Secondo quanto riferito dal sindacato, Pecoraro non si è lasciato prendere dal panico. Ha fermato il bus, fatto scendere i passeggeri mettendoli in sicurezza e ha cercato di mantenere il controllo della situazione fino all’arrivo delle forze dell’ordine. Un comportamento che, sottolinea la Federazione dei trasporti della Cgil, ha contribuito a evitare conseguenze peggiori.

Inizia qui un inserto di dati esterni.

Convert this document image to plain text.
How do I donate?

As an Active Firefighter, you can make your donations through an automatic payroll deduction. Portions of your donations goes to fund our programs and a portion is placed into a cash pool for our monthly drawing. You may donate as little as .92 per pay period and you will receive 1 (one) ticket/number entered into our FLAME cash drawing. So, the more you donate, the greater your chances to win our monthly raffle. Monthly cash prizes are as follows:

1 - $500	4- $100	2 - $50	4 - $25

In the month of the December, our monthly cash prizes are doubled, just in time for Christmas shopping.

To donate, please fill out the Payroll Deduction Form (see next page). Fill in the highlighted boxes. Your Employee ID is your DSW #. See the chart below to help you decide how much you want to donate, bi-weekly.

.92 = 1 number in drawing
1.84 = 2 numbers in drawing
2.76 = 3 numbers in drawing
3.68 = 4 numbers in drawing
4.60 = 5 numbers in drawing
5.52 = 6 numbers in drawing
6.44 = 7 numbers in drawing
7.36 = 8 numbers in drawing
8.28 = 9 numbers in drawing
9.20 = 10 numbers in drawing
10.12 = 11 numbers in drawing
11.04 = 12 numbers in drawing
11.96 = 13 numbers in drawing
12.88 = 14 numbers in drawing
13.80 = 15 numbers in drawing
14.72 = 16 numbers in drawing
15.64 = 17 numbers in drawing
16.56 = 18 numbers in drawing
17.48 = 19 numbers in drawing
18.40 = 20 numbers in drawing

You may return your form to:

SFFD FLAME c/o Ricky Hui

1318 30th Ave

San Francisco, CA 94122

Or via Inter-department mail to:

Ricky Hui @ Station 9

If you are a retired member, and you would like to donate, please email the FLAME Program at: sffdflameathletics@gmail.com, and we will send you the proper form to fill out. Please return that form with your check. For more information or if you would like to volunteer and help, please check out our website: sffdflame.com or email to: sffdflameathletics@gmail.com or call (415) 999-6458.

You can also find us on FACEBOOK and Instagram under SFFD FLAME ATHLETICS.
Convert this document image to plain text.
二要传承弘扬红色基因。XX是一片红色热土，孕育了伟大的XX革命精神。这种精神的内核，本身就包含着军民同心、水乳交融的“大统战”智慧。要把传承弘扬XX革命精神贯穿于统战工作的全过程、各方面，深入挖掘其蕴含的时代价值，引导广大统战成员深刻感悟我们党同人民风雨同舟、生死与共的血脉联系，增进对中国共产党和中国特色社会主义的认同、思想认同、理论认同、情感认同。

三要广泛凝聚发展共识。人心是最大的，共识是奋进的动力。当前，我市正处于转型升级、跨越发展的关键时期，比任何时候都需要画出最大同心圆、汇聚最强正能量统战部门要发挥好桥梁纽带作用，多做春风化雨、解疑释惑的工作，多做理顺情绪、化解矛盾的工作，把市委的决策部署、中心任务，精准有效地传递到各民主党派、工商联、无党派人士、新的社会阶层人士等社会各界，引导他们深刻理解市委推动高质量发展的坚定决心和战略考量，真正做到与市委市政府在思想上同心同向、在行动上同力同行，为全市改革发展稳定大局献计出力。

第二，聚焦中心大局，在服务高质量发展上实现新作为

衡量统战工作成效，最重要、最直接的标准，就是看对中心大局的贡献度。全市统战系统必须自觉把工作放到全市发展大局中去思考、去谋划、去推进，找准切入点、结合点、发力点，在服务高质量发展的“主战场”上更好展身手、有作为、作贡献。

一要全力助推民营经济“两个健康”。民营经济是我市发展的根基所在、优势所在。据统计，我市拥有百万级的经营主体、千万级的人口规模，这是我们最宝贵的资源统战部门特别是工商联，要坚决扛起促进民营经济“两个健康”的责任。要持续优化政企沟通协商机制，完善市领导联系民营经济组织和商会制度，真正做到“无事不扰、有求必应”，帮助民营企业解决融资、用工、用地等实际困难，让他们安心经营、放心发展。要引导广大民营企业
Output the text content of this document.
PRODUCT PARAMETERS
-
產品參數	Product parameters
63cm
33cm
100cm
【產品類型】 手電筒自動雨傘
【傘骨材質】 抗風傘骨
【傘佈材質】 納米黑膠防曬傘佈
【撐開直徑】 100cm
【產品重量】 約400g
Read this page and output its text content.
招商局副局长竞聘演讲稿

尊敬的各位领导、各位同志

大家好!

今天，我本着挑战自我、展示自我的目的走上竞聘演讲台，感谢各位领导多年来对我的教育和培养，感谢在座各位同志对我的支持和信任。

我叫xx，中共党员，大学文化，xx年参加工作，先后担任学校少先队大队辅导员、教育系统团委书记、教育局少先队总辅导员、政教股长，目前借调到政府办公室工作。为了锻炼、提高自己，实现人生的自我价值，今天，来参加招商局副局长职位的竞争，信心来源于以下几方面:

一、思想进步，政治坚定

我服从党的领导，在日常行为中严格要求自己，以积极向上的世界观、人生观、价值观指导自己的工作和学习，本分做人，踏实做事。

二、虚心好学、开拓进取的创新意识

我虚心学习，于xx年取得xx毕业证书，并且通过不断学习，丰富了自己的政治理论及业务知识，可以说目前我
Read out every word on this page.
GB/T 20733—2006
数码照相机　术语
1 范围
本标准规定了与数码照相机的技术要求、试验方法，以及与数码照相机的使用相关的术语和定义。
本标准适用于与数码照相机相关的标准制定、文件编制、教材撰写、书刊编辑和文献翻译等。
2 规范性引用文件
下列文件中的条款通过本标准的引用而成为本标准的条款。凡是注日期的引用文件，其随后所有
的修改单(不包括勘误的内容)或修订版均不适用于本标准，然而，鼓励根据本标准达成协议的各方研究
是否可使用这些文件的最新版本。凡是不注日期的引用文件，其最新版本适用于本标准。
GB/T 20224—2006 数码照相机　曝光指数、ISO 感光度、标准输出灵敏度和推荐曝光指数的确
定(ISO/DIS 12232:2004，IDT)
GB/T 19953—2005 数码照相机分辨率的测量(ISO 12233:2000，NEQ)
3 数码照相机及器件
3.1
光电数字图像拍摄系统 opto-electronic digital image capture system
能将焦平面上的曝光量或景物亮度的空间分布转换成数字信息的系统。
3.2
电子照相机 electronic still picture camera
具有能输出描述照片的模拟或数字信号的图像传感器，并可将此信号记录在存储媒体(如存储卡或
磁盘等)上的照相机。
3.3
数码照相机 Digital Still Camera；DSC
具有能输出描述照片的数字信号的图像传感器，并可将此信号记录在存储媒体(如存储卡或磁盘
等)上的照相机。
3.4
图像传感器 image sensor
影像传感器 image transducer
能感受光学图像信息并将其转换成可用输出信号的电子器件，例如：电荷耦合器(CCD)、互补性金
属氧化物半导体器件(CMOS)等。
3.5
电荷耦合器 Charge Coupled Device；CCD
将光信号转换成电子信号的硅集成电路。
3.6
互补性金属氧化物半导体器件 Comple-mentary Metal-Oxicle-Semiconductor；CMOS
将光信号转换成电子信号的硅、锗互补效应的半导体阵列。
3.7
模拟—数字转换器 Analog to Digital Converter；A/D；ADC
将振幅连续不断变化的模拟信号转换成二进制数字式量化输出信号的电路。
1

“Il gesto di Pecoraro è la dimostrazione che le lavoratrici e i lavoratori dei trasporti sono diventati l’unico vero presidio di legalità sui mezzi”, afferma la Filt Cgil. Il sindacato denuncia come autisti e operatori del settore si trovino sempre più spesso esposti a rischi mentre “istituzioni e aziende latitano”, arrivando a mettere a repentaglio la propria incolumità per difendere utenti e colleghi.

Per la Filt Cgil, tuttavia, non si può accettare che il coraggio di un singolo diventi un alibi per nascondere un problema strutturale. “Non possiamo accettare che l’eroismo di un singolo diventi l’alibi per coprire il fallimento sulla sicurezza”, sottolinea l’organizzazione.

Il sindacato torna quindi a chiedere “misure immediate per garantire la tutela degli operatori e dei passeggeri”. L’episodio di Napoli si inserisce infatti in una sequenza di aggressioni che colpiscono lavoratrici e lavoratori del trasporto pubblico. Tra i casi più recenti viene ricordata anche l’aggressione subita da un capotreno a Caserta.

Per questo la Filt Cgil lancia un avvertimento chiaro: “Se il governo e le aziende non garantiranno la sicurezza nei trasporti, saremo pronti alla mobilitazione e non lasceremo che il coraggio dell’autista dell’Anm rimanga un grido nel deserto”.